Big data platforms being held back by skills shortage

DataIQ News

Three quarters of businesses (74%) expect their big data platforms to drive reliable, useful, and profitable business applications by the end of 2019, even though only 12% say they are seeing this value at the moment.

A study from Unravel and Sapio Research found that around half of business leaders (49%) blame a lack of skills and experience in developing apps and analytics for big data, suggesting that most organisations are some way from realising big data’s business value.

Although 84% of respondents claim their big data projects usually deliver on expectations, only 17% currently rate the performance of their big data platforms as ‘optimal’.

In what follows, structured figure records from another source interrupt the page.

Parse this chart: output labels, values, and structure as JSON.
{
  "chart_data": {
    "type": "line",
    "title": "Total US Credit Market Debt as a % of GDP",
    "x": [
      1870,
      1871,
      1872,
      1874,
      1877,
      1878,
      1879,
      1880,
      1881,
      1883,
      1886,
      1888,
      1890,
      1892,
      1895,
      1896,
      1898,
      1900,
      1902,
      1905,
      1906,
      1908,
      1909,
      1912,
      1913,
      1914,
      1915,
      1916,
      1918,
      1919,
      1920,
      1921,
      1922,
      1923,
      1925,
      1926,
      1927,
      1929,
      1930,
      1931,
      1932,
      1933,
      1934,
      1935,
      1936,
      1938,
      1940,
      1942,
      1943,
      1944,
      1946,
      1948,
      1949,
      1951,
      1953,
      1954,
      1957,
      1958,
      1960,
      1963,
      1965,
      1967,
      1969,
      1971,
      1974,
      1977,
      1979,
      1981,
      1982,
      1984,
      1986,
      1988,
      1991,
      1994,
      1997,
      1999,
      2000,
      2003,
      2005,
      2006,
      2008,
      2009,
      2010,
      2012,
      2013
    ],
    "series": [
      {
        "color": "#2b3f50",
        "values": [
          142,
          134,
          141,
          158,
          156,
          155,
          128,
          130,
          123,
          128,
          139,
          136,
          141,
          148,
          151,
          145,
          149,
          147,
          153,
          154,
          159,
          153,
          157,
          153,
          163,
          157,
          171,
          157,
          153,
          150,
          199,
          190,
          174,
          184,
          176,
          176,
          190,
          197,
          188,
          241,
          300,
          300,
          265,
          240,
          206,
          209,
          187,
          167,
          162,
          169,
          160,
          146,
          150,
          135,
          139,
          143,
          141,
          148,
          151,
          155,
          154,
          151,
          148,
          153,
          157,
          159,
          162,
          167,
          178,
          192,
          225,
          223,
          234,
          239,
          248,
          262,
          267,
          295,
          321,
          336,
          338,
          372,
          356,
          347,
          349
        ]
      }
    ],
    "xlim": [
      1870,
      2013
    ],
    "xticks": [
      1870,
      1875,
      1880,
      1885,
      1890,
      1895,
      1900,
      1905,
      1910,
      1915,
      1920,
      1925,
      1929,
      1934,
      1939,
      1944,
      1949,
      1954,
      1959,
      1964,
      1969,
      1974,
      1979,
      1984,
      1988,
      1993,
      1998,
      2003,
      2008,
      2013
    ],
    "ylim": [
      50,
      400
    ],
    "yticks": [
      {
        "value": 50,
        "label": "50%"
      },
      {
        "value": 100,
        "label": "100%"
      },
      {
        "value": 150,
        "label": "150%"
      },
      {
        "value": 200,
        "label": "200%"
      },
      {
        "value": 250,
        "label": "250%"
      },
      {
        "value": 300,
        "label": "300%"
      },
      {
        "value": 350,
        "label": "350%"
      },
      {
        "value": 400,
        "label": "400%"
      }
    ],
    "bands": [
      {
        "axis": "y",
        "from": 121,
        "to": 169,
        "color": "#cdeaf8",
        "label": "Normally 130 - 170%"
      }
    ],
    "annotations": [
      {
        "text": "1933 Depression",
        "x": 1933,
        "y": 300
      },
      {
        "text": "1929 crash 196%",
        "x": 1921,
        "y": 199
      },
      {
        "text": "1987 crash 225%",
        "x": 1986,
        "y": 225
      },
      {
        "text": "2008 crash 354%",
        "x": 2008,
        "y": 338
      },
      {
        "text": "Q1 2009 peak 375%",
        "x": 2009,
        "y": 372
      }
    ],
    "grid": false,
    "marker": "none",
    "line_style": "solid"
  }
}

There are stark differences between how managers and senior teams see their big data platforms: 13% of VPs, directors and C-suite members report their platform only meets half of its KPIs, but more than double the number of managers (29%) say the same.

When it comes to the top priorities for improvement, data analysis was cited by 43% of respondents, followed by data transformation (39%) and data visualisation (37%).

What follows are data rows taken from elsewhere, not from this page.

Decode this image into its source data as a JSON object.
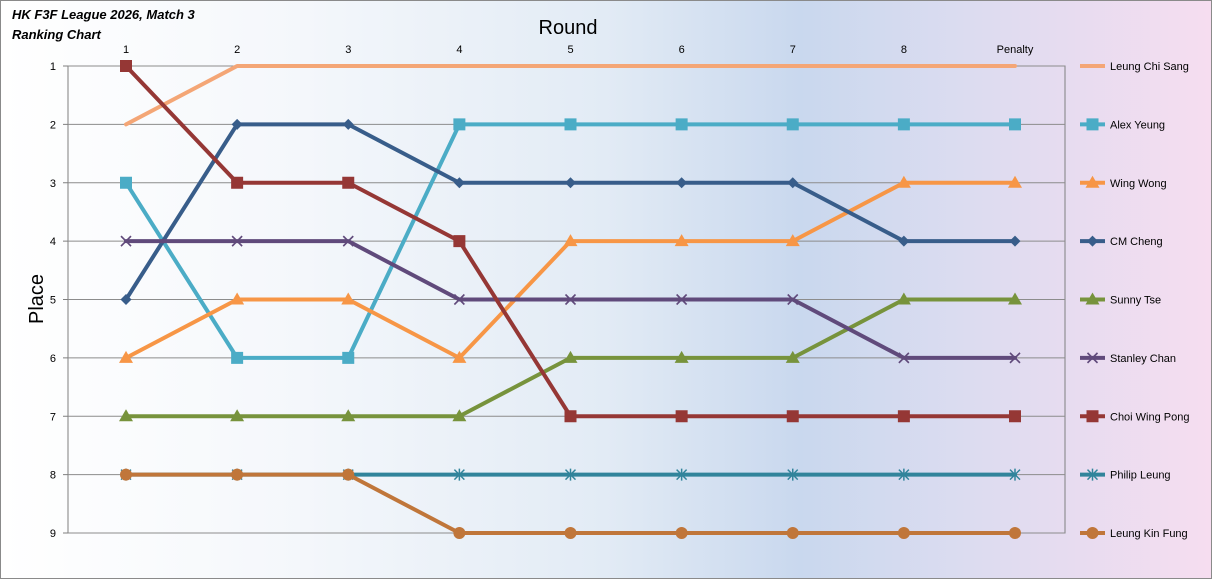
{
  "chart_data": {
    "type": "line",
    "title": "HK F3F League 2026, Match 3",
    "subtitle": "Ranking Chart",
    "xlabel": "Round",
    "ylabel": "Place",
    "categories": [
      "1",
      "2",
      "3",
      "4",
      "5",
      "6",
      "7",
      "8",
      "Penalty"
    ],
    "y_ticks": [
      "1",
      "2",
      "3",
      "4",
      "5",
      "6",
      "7",
      "8",
      "9"
    ],
    "ylim": [
      1,
      9
    ],
    "y_inverted": true,
    "x_axis_position": "top",
    "grid": "horizontal",
    "legend_position": "right",
    "series": [
      {
        "name": "Leung Chi Sang",
        "color": "#F4A676",
        "marker": "none",
        "values": [
          2,
          1,
          1,
          1,
          1,
          1,
          1,
          1,
          1
        ]
      },
      {
        "name": "Alex Yeung",
        "color": "#4BACC6",
        "marker": "square",
        "values": [
          3,
          6,
          6,
          2,
          2,
          2,
          2,
          2,
          2
        ]
      },
      {
        "name": "Wing Wong",
        "color": "#F79646",
        "marker": "triangle",
        "values": [
          6,
          5,
          5,
          6,
          4,
          4,
          4,
          3,
          3
        ]
      },
      {
        "name": "CM Cheng",
        "color": "#385D8A",
        "marker": "diamond",
        "values": [
          5,
          2,
          2,
          3,
          3,
          3,
          3,
          4,
          4
        ]
      },
      {
        "name": "Sunny Tse",
        "color": "#77933C",
        "marker": "triangle",
        "values": [
          7,
          7,
          7,
          7,
          6,
          6,
          6,
          5,
          5
        ]
      },
      {
        "name": "Stanley Chan",
        "color": "#604A7B",
        "marker": "x",
        "values": [
          4,
          4,
          4,
          5,
          5,
          5,
          5,
          6,
          6
        ]
      },
      {
        "name": "Choi Wing Pong",
        "color": "#953735",
        "marker": "square",
        "values": [
          1,
          3,
          3,
          4,
          7,
          7,
          7,
          7,
          7
        ]
      },
      {
        "name": "Philip Leung",
        "color": "#31849B",
        "marker": "star",
        "values": [
          8,
          8,
          8,
          8,
          8,
          8,
          8,
          8,
          8
        ]
      },
      {
        "name": "Leung Kin Fung",
        "color": "#C0763A",
        "marker": "circle",
        "values": [
          8,
          8,
          8,
          9,
          9,
          9,
          9,
          9,
          9
        ]
      }
    ]
  }
}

Meanwhile, the study also found that most businesses are not yet using big data applications to grow their businesses; the top four most profitable and effective uses of big data are currently cybersecurity intelligence (42%); risk, regulatory, compliance reporting (41%); predictive analytics for preventative maintenance (35%); and fraud detection and prevention (35%).

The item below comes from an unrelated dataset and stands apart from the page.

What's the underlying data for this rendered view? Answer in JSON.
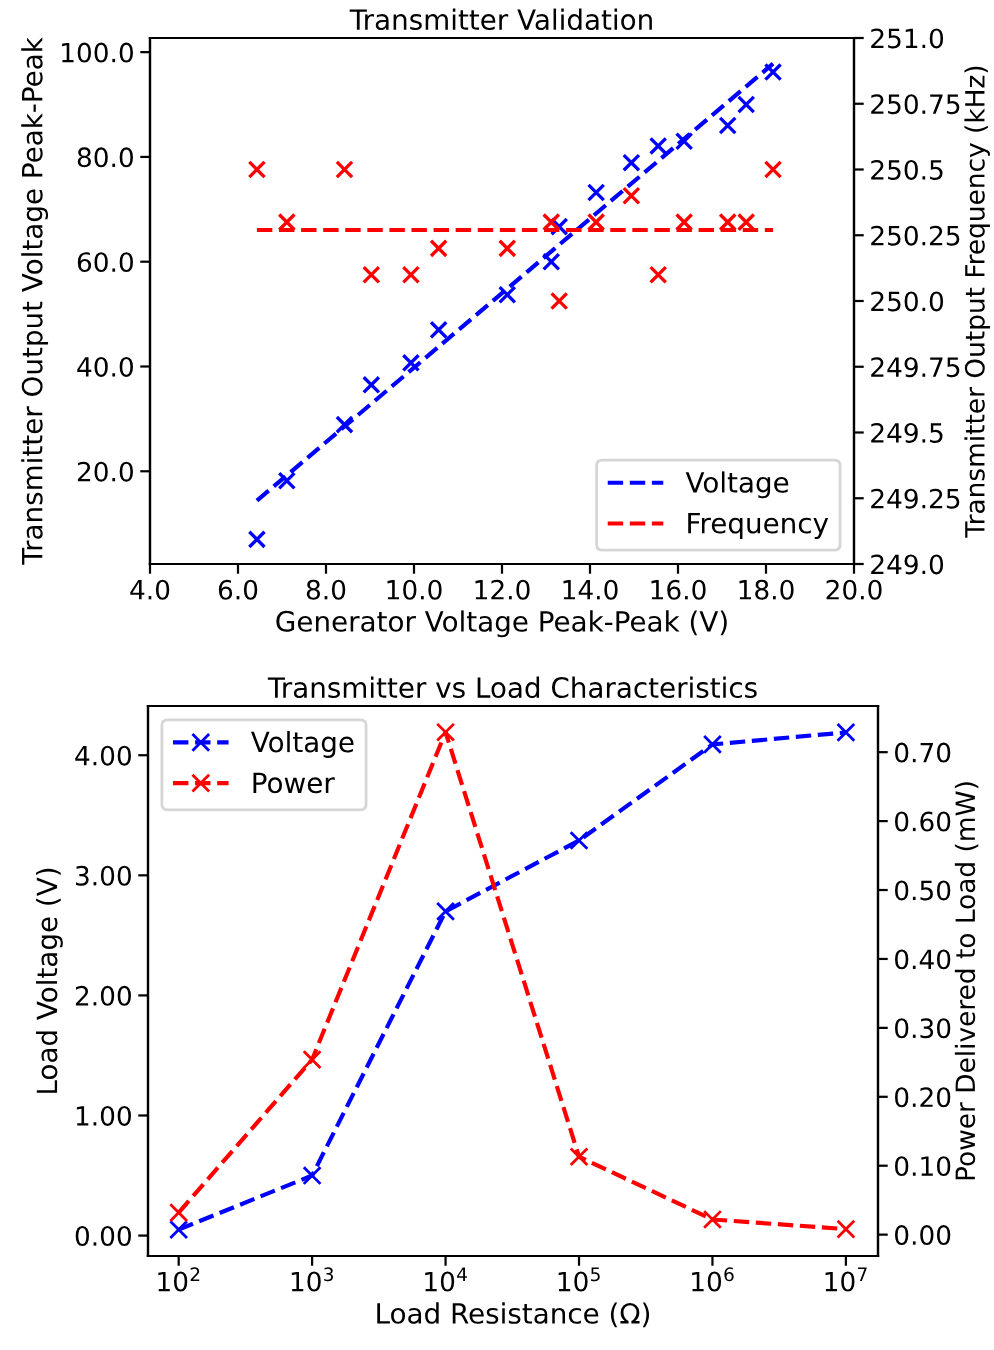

Unravel Data chief executive Kunal Agarwal said: “Most organisations have high hopes for what big data applications can do for them – and rightly so. But reliable performance is still some way off, which could delay the benefits businesses hunger after. The challenge now is to ensure the big data stack performs reliably and efficiently, so the next generation of applications, across analytics, AI and machine learning, can deliver on those aspirations.

“Only then might we see organisations flip their mindset from thinking of big data as fuel for defensive activities, like cyber-security and compliance, to seeing it as a catalyst for business growth.”